In primary care settings, brief behavioral treatment for insomnia (BBTI), group CBT-I, and classroom settings have been investigated as a way to deliver the treatment to more patients using fewer resources.77–79 A BBTI protocol with two in-person sessions and two telephone sessions has demonstrated efficacy compared to control groups in veteran populations80,81 and is currently being directly compared to CBT-I.82 Overall, there are a number of promising alternatives to standard CBT-I that have demonstrated efficacy; it is now time to move along the continuum toward effectiveness and implementation trials. Hybrid implementation-effectiveness trials can be used to test the comparative effectiveness of different CBT-I delivery methods under real-world conditions, while simultaneously exploring barriers/facilitators to the uptake and sustainability of these treatments in routine care settings.7,8
Primary care providers are ideally positioned to make referrals to CBT-I as the first-line treatment for insomnia. Crucial next steps will include developing and testing implementation interventions, including targeted materials marketing CBT-I to patients and providers. Additional efforts are needed in community healthcare settings to adapt and implement existing training models, like those used in the VA, to increase access to CBT-I providers. Although standard CBT-I is a highly effective treatment, the capacity to delivery it cannot begin to meet demand. Comparative effectiveness research testing alternative delivery formats for CBT-I is a necessary part of implementation and will also help establish stepped-care models. Efforts to establish the sustained and routine use of CBT-I will benefit clinicians and patients through the delivery of safe and effective insomnia care for the vast numbers of patients struggling with insomnia.
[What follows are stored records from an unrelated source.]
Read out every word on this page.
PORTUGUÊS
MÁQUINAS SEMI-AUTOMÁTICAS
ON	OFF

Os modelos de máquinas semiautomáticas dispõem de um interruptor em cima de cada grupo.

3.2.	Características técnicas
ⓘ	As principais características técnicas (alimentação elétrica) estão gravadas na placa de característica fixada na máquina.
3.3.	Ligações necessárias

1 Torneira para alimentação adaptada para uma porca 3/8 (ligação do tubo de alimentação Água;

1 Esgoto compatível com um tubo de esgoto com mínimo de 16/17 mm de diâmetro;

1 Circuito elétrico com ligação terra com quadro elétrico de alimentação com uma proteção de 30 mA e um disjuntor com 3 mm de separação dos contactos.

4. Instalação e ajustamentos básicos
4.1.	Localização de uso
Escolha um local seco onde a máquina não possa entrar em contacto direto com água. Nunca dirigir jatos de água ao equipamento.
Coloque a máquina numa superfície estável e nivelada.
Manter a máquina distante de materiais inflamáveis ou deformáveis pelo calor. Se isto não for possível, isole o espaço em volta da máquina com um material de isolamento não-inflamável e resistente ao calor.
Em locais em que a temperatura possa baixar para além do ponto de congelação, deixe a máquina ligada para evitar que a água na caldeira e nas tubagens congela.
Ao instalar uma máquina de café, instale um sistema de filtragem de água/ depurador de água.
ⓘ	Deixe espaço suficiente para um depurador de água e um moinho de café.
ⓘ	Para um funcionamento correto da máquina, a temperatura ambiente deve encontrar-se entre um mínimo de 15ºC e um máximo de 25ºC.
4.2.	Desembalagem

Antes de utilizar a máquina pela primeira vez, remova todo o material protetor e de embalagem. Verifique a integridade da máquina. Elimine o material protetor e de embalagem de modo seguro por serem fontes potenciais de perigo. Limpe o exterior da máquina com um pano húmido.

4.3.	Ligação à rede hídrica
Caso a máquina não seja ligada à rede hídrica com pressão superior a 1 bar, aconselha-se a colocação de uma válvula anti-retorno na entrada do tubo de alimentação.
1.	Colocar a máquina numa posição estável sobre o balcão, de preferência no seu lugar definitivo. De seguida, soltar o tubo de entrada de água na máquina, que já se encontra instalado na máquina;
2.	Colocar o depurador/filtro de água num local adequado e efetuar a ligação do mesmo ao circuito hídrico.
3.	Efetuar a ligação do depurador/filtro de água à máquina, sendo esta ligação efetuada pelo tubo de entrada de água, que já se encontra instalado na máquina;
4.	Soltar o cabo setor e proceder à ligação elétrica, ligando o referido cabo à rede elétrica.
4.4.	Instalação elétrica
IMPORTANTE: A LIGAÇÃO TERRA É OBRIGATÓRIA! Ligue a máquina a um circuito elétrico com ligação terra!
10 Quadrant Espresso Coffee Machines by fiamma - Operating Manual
We would like to thank Jonathan Koffel, MSI, for his assistance constructing the search strategy. This material was the result of work supported with resources and the use of facilities at the Minneapolis VA Health Care System, Minneapolis, MN, VA, Pittsburgh Healthcare System, Pittsburgh, PA, and Durham VA Medical Center, Durham, NC. The views expressed in this article are those of the authors and do not reflect the official policy or position of the US Department of Veterans Affairs or the US Government.
Drs. Koffel, Ulmer, and Bramoweth were supported by the Department of Veterans Affairs Health Services Research and Development Service Career Development Awards (CDA 15-063, 09-218, and 13-260, respectively) while working on this manuscript.
Compliance with Ethical Standards
Conflict of Interest
The authors declare that they do not have a conflict of interest.